For visitors based in Switzerland, Lake Constance is easily accessible. Romanshorn is reachable from Zurich HB in about 70 minutes by direct train. Konstanz, at the western end of the lake, is about 75 minutes from Zurich. And the boat services connect virtually every town around the Swiss and German shores.
If you are continuing around the lake, consider visiting Konstanz -- a German city that is physically joined to the Swiss town of Kreuzlingen, with a remarkable medieval Old Town that survived World War II because Allied bombers could not distinguish it from Swiss territory. The town of Meersburg, between Friedrichshafen and Konstanz, features a medieval castle and steep vineyards. And Bregenz, in Austria, hosts the famous Bregenz Festival each summer, with opera performances on a floating stage on the lake.
Closing
[Duration: 2 minutes]
Your Lake Constance crossing is complete. In just 40 to 60 minutes, you have traveled from Switzerland to Germany across a lake that three countries share, that has no settled international boundary, and that has been a meeting place for cultures since the Romans planted their first settlements on its shores.

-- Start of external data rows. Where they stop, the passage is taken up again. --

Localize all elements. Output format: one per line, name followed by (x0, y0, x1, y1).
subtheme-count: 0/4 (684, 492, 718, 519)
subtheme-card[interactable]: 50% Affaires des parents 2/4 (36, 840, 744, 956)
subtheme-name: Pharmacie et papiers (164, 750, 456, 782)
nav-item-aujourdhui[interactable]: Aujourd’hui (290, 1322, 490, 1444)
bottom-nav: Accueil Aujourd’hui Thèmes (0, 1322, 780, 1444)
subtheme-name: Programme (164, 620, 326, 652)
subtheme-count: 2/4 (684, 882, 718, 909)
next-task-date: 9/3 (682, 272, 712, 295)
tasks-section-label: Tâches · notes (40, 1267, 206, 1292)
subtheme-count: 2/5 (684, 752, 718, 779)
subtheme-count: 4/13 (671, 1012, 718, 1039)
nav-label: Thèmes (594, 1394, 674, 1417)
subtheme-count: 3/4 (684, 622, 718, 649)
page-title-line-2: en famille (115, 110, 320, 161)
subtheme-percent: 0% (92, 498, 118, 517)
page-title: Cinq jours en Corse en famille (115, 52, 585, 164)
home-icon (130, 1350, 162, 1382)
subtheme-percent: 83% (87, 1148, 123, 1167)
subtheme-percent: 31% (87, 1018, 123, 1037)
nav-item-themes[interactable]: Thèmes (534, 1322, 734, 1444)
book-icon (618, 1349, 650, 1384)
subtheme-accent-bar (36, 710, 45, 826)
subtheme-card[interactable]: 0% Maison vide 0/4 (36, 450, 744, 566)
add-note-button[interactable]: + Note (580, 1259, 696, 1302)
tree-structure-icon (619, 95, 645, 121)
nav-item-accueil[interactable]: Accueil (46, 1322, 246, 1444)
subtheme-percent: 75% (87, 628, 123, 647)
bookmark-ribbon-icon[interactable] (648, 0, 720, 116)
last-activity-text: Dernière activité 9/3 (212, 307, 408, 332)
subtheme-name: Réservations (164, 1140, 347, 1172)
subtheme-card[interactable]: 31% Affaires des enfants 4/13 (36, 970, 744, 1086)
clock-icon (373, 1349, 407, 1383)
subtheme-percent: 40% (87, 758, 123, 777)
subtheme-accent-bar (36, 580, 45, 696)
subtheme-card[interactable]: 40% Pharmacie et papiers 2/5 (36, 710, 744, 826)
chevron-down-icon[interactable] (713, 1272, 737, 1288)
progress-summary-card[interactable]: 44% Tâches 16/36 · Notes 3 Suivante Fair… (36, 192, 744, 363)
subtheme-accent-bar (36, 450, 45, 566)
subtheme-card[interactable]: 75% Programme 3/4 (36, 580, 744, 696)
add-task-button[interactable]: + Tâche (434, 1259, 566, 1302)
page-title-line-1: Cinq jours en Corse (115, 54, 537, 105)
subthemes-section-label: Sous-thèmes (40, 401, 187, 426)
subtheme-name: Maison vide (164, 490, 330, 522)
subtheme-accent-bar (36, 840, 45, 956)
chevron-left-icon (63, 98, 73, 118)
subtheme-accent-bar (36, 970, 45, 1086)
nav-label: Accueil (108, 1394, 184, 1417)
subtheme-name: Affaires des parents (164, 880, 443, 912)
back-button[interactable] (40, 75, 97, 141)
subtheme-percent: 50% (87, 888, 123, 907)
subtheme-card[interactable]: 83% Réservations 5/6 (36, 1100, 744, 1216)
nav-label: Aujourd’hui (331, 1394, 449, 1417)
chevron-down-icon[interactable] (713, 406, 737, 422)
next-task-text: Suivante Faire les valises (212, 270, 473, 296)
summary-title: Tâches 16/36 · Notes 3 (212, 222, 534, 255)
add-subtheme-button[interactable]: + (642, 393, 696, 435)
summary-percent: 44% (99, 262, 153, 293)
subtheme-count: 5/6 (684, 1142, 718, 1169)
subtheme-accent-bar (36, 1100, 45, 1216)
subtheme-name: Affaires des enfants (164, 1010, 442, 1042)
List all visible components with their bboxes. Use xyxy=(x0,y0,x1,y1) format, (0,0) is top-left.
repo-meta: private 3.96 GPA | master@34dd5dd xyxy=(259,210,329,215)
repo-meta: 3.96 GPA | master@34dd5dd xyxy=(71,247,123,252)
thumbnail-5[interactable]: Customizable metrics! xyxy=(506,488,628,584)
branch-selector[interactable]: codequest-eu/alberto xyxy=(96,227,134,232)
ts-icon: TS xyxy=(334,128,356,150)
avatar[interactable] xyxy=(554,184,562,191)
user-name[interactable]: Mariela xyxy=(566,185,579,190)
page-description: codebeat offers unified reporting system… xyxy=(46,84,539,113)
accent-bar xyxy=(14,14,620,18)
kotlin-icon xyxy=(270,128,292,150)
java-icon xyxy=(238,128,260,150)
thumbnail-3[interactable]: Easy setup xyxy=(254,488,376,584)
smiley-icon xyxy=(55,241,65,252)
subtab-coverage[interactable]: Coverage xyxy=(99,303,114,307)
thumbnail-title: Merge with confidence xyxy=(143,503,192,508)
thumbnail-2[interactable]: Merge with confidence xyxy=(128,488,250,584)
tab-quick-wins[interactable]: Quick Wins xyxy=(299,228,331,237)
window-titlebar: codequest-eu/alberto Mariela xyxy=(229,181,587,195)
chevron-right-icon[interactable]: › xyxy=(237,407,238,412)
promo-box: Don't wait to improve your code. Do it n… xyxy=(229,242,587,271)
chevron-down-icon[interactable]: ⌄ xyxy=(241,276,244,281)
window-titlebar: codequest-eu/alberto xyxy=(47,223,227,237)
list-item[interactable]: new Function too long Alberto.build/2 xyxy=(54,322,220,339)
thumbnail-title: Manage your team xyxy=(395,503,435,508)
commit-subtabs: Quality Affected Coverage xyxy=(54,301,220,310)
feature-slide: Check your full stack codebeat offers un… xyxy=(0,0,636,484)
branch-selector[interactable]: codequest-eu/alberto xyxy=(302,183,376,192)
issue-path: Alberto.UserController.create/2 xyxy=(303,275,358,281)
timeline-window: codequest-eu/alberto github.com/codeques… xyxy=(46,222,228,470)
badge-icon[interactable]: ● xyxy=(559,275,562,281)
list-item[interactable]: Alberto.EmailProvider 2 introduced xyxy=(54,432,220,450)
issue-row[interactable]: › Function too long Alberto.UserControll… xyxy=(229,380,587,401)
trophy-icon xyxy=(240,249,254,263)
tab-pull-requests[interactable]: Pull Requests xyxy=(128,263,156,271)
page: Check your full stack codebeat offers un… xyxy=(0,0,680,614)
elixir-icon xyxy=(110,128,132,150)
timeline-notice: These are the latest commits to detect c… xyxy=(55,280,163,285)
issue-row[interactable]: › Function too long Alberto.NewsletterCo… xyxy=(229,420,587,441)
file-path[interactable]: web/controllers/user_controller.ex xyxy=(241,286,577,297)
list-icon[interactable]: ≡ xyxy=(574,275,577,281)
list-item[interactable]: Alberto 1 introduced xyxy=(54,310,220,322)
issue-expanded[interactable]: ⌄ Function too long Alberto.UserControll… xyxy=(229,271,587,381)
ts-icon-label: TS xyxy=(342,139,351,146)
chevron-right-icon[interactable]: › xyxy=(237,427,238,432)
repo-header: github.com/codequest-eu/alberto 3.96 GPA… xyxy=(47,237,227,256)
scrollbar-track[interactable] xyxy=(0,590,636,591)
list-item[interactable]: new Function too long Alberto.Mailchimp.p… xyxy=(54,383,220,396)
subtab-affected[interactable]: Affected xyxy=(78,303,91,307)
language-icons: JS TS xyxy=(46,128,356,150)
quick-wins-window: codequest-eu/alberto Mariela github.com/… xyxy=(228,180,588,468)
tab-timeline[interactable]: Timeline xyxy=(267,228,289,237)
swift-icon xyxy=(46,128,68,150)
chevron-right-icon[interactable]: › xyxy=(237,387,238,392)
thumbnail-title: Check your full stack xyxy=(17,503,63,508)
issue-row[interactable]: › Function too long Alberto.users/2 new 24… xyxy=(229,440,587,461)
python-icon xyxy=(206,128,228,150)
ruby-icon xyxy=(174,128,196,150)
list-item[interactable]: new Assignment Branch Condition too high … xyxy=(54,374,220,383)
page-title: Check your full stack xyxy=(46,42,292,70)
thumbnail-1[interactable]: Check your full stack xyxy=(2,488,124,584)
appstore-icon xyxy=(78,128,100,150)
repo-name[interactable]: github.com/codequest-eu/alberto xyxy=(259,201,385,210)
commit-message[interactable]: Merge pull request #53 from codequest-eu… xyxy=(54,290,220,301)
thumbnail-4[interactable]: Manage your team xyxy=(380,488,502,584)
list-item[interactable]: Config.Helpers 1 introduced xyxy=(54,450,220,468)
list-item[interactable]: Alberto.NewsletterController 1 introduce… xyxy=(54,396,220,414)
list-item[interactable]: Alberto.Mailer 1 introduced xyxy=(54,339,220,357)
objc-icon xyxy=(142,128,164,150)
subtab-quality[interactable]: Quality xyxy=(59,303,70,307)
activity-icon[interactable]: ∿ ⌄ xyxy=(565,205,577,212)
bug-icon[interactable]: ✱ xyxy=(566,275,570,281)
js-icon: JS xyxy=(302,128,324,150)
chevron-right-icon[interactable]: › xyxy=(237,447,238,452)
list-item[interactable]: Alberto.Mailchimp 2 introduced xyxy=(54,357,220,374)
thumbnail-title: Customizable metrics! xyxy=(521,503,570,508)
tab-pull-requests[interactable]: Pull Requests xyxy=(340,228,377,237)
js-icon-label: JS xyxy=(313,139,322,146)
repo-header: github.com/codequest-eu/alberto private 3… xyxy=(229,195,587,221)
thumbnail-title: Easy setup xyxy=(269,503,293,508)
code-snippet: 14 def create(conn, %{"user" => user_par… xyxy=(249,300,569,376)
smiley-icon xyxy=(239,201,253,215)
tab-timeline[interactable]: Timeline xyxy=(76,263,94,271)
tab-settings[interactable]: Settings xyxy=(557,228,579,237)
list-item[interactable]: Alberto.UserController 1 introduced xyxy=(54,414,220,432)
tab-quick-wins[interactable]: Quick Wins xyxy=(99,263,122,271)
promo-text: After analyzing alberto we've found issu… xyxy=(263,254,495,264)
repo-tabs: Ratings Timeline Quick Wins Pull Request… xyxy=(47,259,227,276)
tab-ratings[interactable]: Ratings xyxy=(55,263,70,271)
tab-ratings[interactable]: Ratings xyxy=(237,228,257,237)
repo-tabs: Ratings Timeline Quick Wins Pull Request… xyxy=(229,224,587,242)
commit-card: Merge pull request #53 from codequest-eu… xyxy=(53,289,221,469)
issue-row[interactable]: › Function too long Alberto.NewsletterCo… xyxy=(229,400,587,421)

Lake Constance is a reminder that Switzerland does not exist in isolation. It is embedded in the heart of Europe, and the Bodensee -- with its shared waters, its mixed heritage, and its tradition of peaceful coexistence -- is one of the best expressions of that continental connectedness.
If you are returning to Switzerland, the catamaran or ferry will bring you back to Romanshorn, where onward trains connect to Zurich, St. Gallen, and the rest of the Swiss network. ch.tours offers audio guides for many more Swiss scenic routes and destinations.
A final thought on the Bodensee's place in Swiss identity. For a country often imagined as a land of mountains, Lake Constance is a reminder that Switzerland also borders the wide, flat expanses of Central Europe. The Bodensee is not a mountain lake. It is a plateau lake -- broad, open, and connected to the continental lowlands rather than enclosed by peaks. It gives Switzerland a face that looks outward toward Germany and Austria, toward the European mainstream, and it has been a channel for trade, culture, and ideas since long before the Swiss Confederation existed. The apples of Thurgau, the wines of the Untersee shore, the industry of the Rhine Valley -- all of these flow from the Bodensee connection.
Thank you for crossing with us. Enjoy whichever shore you are standing on.